Search Solutions is one of my favourite search events of the year – small, focused and varied, with presentations from both the largest and smallest players in the world of search, drawn from both industry and academia.
This year’s event started with Edgar Meij of Bloomberg, who Flax have helped in the past with their large-scale search and alerting systems. I’d seen most of the details in this talk before so I won’t dwell on them but will thank Bloomberg again for their commitment and contributions to the open source community, particularly to Solr and our Luwak stored search library. Mark Fea of LexisNexis was up next with a talk about taxonomies and how they have built a semi-automated classification system combining supervised machine learning and Boolean rules-based systems: a pragmatic approach to combine the strengths of both approaches as machine learning isn’t always as clever as one might want, and Boolean rules can be hard to build and maintain. Like Bloomberg they are working at large scale: Mark mentioned taxonomies of 21,000 terms and 9 levels, applied to over 1 billion documents.

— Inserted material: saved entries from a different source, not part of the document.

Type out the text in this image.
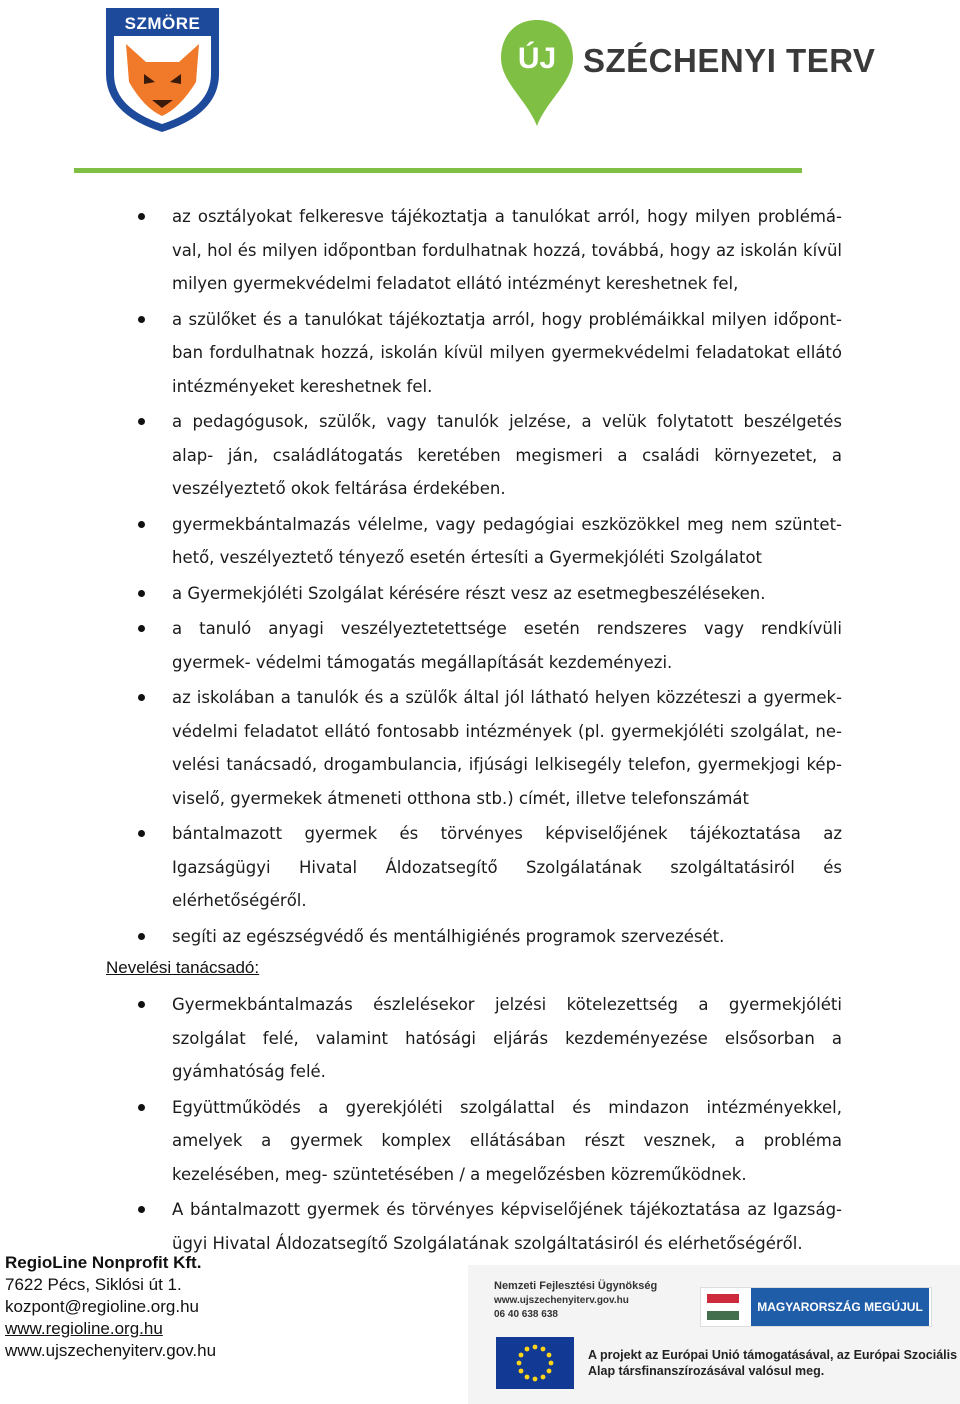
SZMÖRE
ÚJ SZÉCHENYI TERV
az osztályokat felkeresve tájékoztatja a tanulókat arról, hogy milyen problémá- val, hol és milyen időpontban fordulhatnak hozzá, továbbá, hogy az iskolán kívül milyen gyermekvédelmi feladatot ellátó intézményt kereshetnek fel,
a szülőket és a tanulókat tájékoztatja arról, hogy problémáikkal milyen időpont- ban fordulhatnak hozzá, iskolán kívül milyen gyermekvédelmi feladatokat ellátó intézményeket kereshetnek fel.
a pedagógusok, szülők, vagy tanulók jelzése, a velük folytatott beszélgetés alap- ján, családlátogatás keretében megismeri a családi környezetet, a veszélyeztető okok feltárása érdekében.
gyermekbántalmazás vélelme, vagy pedagógiai eszközökkel meg nem szüntet- hető, veszélyeztető tényező esetén értesíti a Gyermekjóléti Szolgálatot
a Gyermekjóléti Szolgálat kérésére részt vesz az esetmegbeszéléseken.
a tanuló anyagi veszélyeztetettsége esetén rendszeres vagy rendkívüli gyermek- védelmi támogatás megállapítását kezdeményezi.
az iskolában a tanulók és a szülők által jól látható helyen közzéteszi a gyermek- védelmi feladatot ellátó fontosabb intézmények (pl. gyermekjóléti szolgálat, ne- velési tanácsadó, drogambulancia, ifjúsági lelkisegély telefon, gyermekjogi kép- viselő, gyermekek átmeneti otthona stb.) címét, illetve telefonszámát
bántalmazott gyermek és törvényes képviselőjének tájékoztatása az Igazságügyi Hivatal Áldozatsegítő Szolgálatának szolgáltatásiról és elérhetőségéről.
segíti az egészségvédő és mentálhigiénés programok szervezését.
Nevelési tanácsadó:
Gyermekbántalmazás észlelésekor jelzési kötelezettség a gyermekjóléti szolgálat felé, valamint hatósági eljárás kezdeményezése elsősorban a gyámhatóság felé.
Együttműködés a gyerekjóléti szolgálattal és mindazon intézményekkel, amelyek a gyermek komplex ellátásában részt vesznek, a probléma kezelésében, meg- szüntetésében / a megelőzésben közreműködnek.
A bántalmazott gyermek és törvényes képviselőjének tájékoztatása az Igazság- ügyi Hivatal Áldozatsegítő Szolgálatának szolgáltatásiról és elérhetőségéről.
RegioLine Nonprofit Kft.
7622 Pécs, Siklósi út 1.
kozpont@regioline.org.hu
www.regioline.org.hu
www.ujszechenyiterv.gov.hu
Nemzeti Fejlesztési Ügynökség
www.ujszechenyiterv.gov.hu
06 40 638 638
MAGYARORSZÁG MEGÚJUL
A projekt az Európai Unió támogatásával, az Európai Szociális Alap társfinanszírozásával valósul meg.
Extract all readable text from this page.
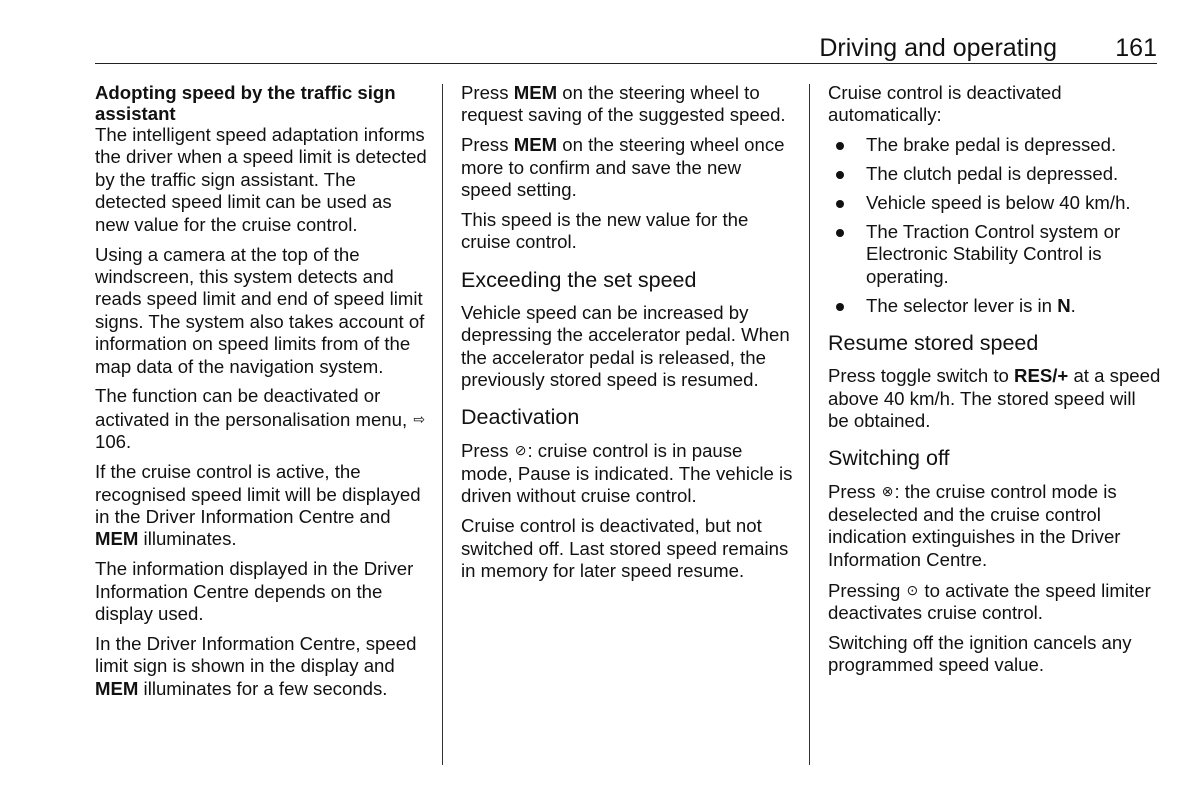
Driving and operating 161

Adopting speed by the traffic sign assistant

The intelligent speed adaptation informs the driver when a speed limit is detected by the traffic sign assistant. The detected speed limit can be used as new value for the cruise control.

Using a camera at the top of the windscreen, this system detects and reads speed limit and end of speed limit signs. The system also takes account of information on speed limits from of the map data of the navigation system.

The function can be deactivated or activated in the personalisation menu, ⇨ 106.

If the cruise control is active, the recognised speed limit will be displayed in the Driver Information Centre and MEM illuminates.

The information displayed in the Driver Information Centre depends on the display used.

In the Driver Information Centre, speed limit sign is shown in the display and MEM illuminates for a few seconds.

Press MEM on the steering wheel to request saving of the suggested speed.

Press MEM on the steering wheel once more to confirm and save the new speed setting.

This speed is the new value for the cruise control.

Exceeding the set speed

Vehicle speed can be increased by depressing the accelerator pedal. When the accelerator pedal is released, the previously stored speed is resumed.

Deactivation

Press ⊘: cruise control is in pause mode, Pause is indicated. The vehicle is driven without cruise control.

Cruise control is deactivated, but not switched off. Last stored speed remains in memory for later speed resume.

Cruise control is deactivated automatically:

The brake pedal is depressed.
The clutch pedal is depressed.
Vehicle speed is below 40 km/h.
The Traction Control system or Electronic Stability Control is operating.
The selector lever is in N.
Resume stored speed

Press toggle switch to RES/+ at a speed above 40 km/h. The stored speed will be obtained.

Switching off

Press ⊗: the cruise control mode is deselected and the cruise control indication extinguishes in the Driver Information Centre.

Pressing ⊙ to activate the speed limiter deactivates cruise control.

Switching off the ignition cancels any programmed speed value.
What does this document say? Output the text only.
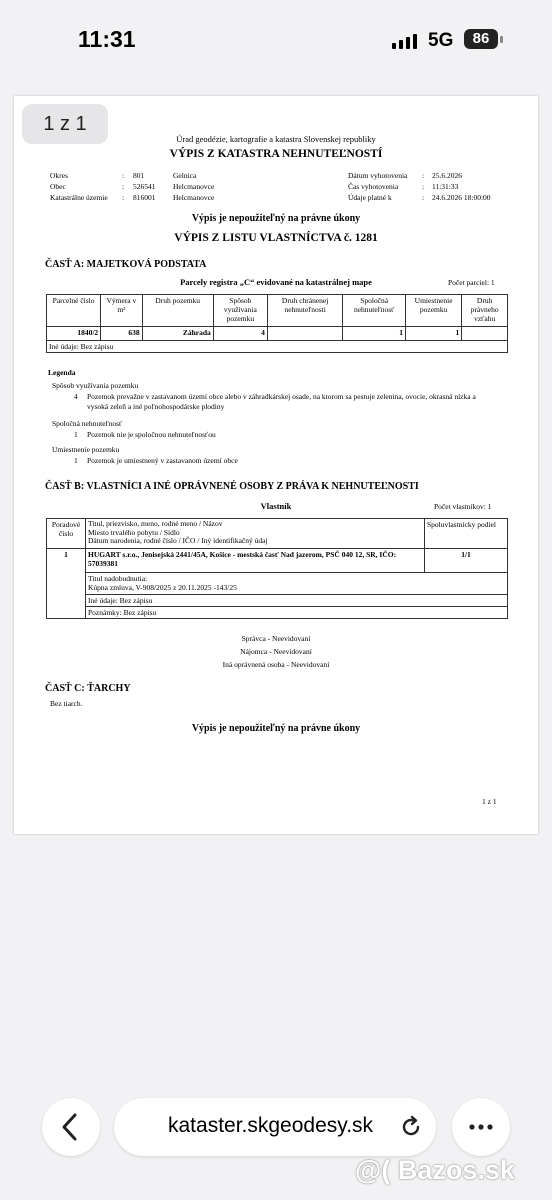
11:31	5G	86
1 z 1
Úrad geodézie, kartografie a katastra Slovenskej republiky
VÝPIS Z KATASTRA NEHNUTEĽNOSTÍ
Okres	: 801	Gelnica
Obec	: 526541 Helcmanovce
Katastrálne územie : 816001 Helcmanovce
Dátum vyhotovenia : 25.6.2026
Čas vyhotovenia	: 11:31:33
Údaje platné k	: 24.6.2026 18:00:00
Výpis je nepoužiteľný na právne úkony
VÝPIS Z LISTU VLASTNÍCTVA č. 1281
ČASŤ A: MAJETKOVÁ PODSTATA
Parcely registra „C“ evidované na katastrálnej mape	Počet parciel: 1
Parcelné číslo	Výmera v m²	Druh pozemku	Spôsob využívania pozemku	Druh chránenej nehnuteľnosti	Spoločná nehnuteľnosť	Umiestnenie pozemku	Druh právneho vzťahu
1840/2	638	Záhrada	4		1	1	
Iné údaje: Bez zápisu							
Legenda
Spôsob využívania pozemku
4 Pozemok prevažne v zastavanom území obce alebo v záhradkárskej osade, na ktorom sa pestuje zelenina, ovocie, okrasná nízka a vysoká zeleň a iné poľnohospodárske plodiny
Spoločná nehnuteľnosť
1 Pozemok nie je spoločnou nehnuteľnosťou
Umiestnenie pozemku
1 Pozemok je umiestnený v zastavanom území obce
ČASŤ B: VLASTNÍCI A INÉ OPRÁVNENÉ OSOBY Z PRÁVA K NEHNUTEĽNOSTI
Vlastník	Počet vlastníkov: 1
Poradové číslo	Titul, priezvisko, meno, rodné meno / Názov
Miesto trvalého pobytu / Sídlo
Dátum narodenia, rodné číslo / IČO / Iný identifikačný údaj	Spoluvlastnícky podiel
1	HUGART s.r.o., Jenisejská 2441/45A, Košice - mestská časť Nad jazerom, PSČ 040 12, SR, IČO: 57039381	1/1

	Titul nadobudnutia:
Kúpna zmluva, V-908/2025 z 20.11.2025 -143/25	

	Iné údaje: Bez zápisu	
	Poznámky: Bez zápisu	
Správca - Neevidovaní
Nájomca - Neevidovaní
Iná oprávnená osoba - Neevidovaní
ČASŤ C: ŤARCHY
Bez tiarch.
Výpis je nepoužiteľný na právne úkony
1 z 1
kataster.skgeodesy.sk
@( Bazos.sk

Mark Harwood of Elastic was up next with one of his always fascinating talks on discovering unknown patterns in data with Elasticsearch. He showed how he had explored ‘toxic’ content (far-right music and those who like it) and fake reviews on Amazon with some great visual demonstrations. An interesting conclusion was how ‘bad actors’ make strange, recognisable shapes in visualised data. [Mark later won the Best Presentation award, richly deserved!]. Anna Kolliakou of King’s College London spoke next on ‘veracity intelligence’ tools to help monitor terms connected to mental health across news media and social networks: an interesting example was ‘mephedrone’ around the time of reclassification of this particular recreational drug. Next up was independent consultant Phil Bradley with a detailed, well-researched and passionate talk on fake news and how one cannot trust any web search engine to present the full picture. Phil is obviously extremely concerned about this issue and his talk spurred discussion amongst the audience about how user education is essential to counter the usual viewpoint of ‘it’s on Google, it must be true’.
Last of our scheduled talks was from Mark Stanger of Search Technologies (recently acquired by Accenture) about their work on Elsevier’s DataSearch platform. He described how they developed a Phrase Service that identifies phrases in the user’s query using various methods including acronym detection, dictionary lookup and natural language processing, then expands these phrases as necessary to provide enhanced search. After identifying these key terms they can be boosted appropriately for search (DataSearch itself is based on Solr).
The DataSearch project is impressive, and later on it won the Best Search Project award (I am proud to say I served as part of the judging panel for these awards this year). The other winner of most promising search startup Search|hub by CXP Commerce Experts GmbH.
We finished with some lightning talks and a brief Fishbowl session, dominated this time by discussions on Fake News and how it affects the world of search technology. Thanks to the BCS IRSG again for a fascinating and enlightening day.